Legislative study continues into La. Registrar of Voters

Legislative study continues into La. Registrar of Voters

A study continues into the men and women who register people to vote in Louisiana. Questions about lifetime employment, self evaluations and built in pay raises brought a group of lawmakers back to the Capitol Wednesday.

BATON ROUGE, LA (WAFB) - "We're off to a really good start," said Rep. Mike Danahay, D-Sulphur.

But at the same time, the Registrar of Voters who attended Wednesday's meeting want to keep what they do out of the public eye.

Brian Champagne from St. Charles Parish was the only Registrar of Voters (ROV) who spoke to the group of legislators considering reform. The study in large part stems from a 9News Investigative Report by Lee Zurik raising questions like have the ROV offices become a lifetime position.

"The constitution doesn't say for life.  The constitution says that they cannot be removed by the appointing authority," said Kyle Ardoin, First Asst. Secretary of State.

New questions inspired lawmakers to take a closer look.

But Wednesday, there was little debate as leaders stood by the ROVs, commending their work.

"I really believe this is one of the top positions in the parish," said Rep. Johnny Bertholet, R-Gonzales.

The group approved all recommendations put before them, essentially tweaks to how the ROV offices work.

Unlike many people, Registrar of Voters get to evaluate themselves. And as long as they give themselves an "excellent" rating, they get a pay raise. This year, all but two of the state's 64 ROVs have rated themselves "excellent."

"I think that's a little unfair.
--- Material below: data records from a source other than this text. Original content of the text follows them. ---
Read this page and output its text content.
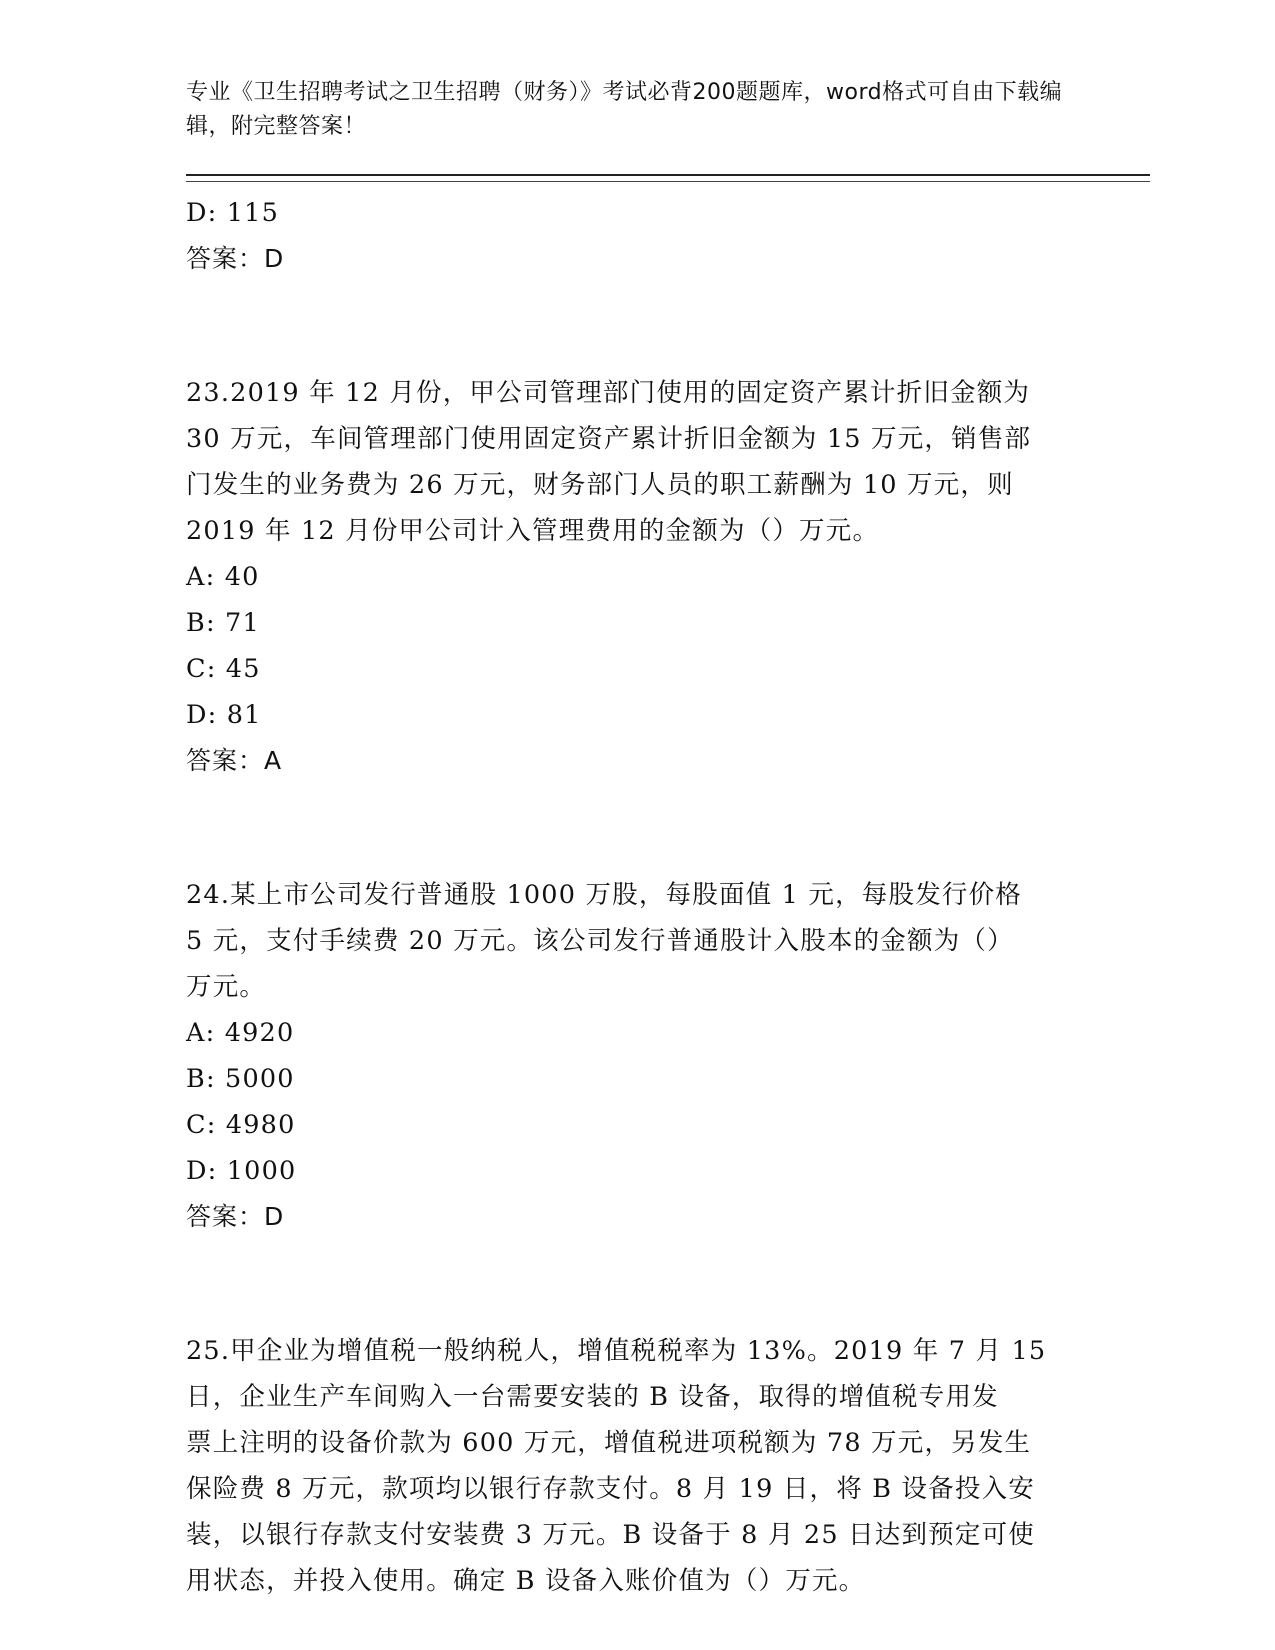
专业《卫生招聘考试之卫生招聘（财务）》考试必背200题题库，word格式可自由下载编辑，附完整答案！
D: 115
答案：D
23.2019 年 12 月份，甲公司管理部门使用的固定资产累计折旧金额为
30 万元，车间管理部门使用固定资产累计折旧金额为 15 万元，销售部
门发生的业务费为 26 万元，财务部门人员的职工薪酬为 10 万元，则
2019 年 12 月份甲公司计入管理费用的金额为（）万元。
A: 40
B: 71
C: 45
D: 81
答案：A
24.某上市公司发行普通股 1000 万股，每股面值 1 元，每股发行价格
5 元，支付手续费 20 万元。该公司发行普通股计入股本的金额为（）
万元。
A: 4920
B: 5000
C: 4980
D: 1000
答案：D
25.甲企业为增值税一般纳税人，增值税税率为 13%。2019 年 7 月 15
日，企业生产车间购入一台需要安装的 B 设备，取得的增值税专用发
票上注明的设备价款为 600 万元，增值税进项税额为 78 万元，另发生
保险费 8 万元，款项均以银行存款支付。8 月 19 日，将 B 设备投入安
装，以银行存款支付安装费 3 万元。B 设备于 8 月 25 日达到预定可使
用状态，并投入使用。确定 B 设备入账价值为（）万元。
It's somewhat unrealistic in the real world," said Steven Buchholz, an LSU sophomore and member of the US Air Force. Under the system, the ROV in Shreveport earned more than $183,000 last year, the highest paid in the state.

Now, lawmakers want to withhold pay raises under certain circumstances, create stricter qualifications to be appointed and an 800 number for the public to report any issues to their ROV. But in terms of an essential lifetime appointment, there does not seem to be any notion for change.

"Certainly, the ROVs, we do not want them to be an elected position being that they would be subjected to the political pressures of being an elected official," said Rep. Danahay.

Rep. Danahay says all recommendations approved Wednesday will be used to craft new legislation next session.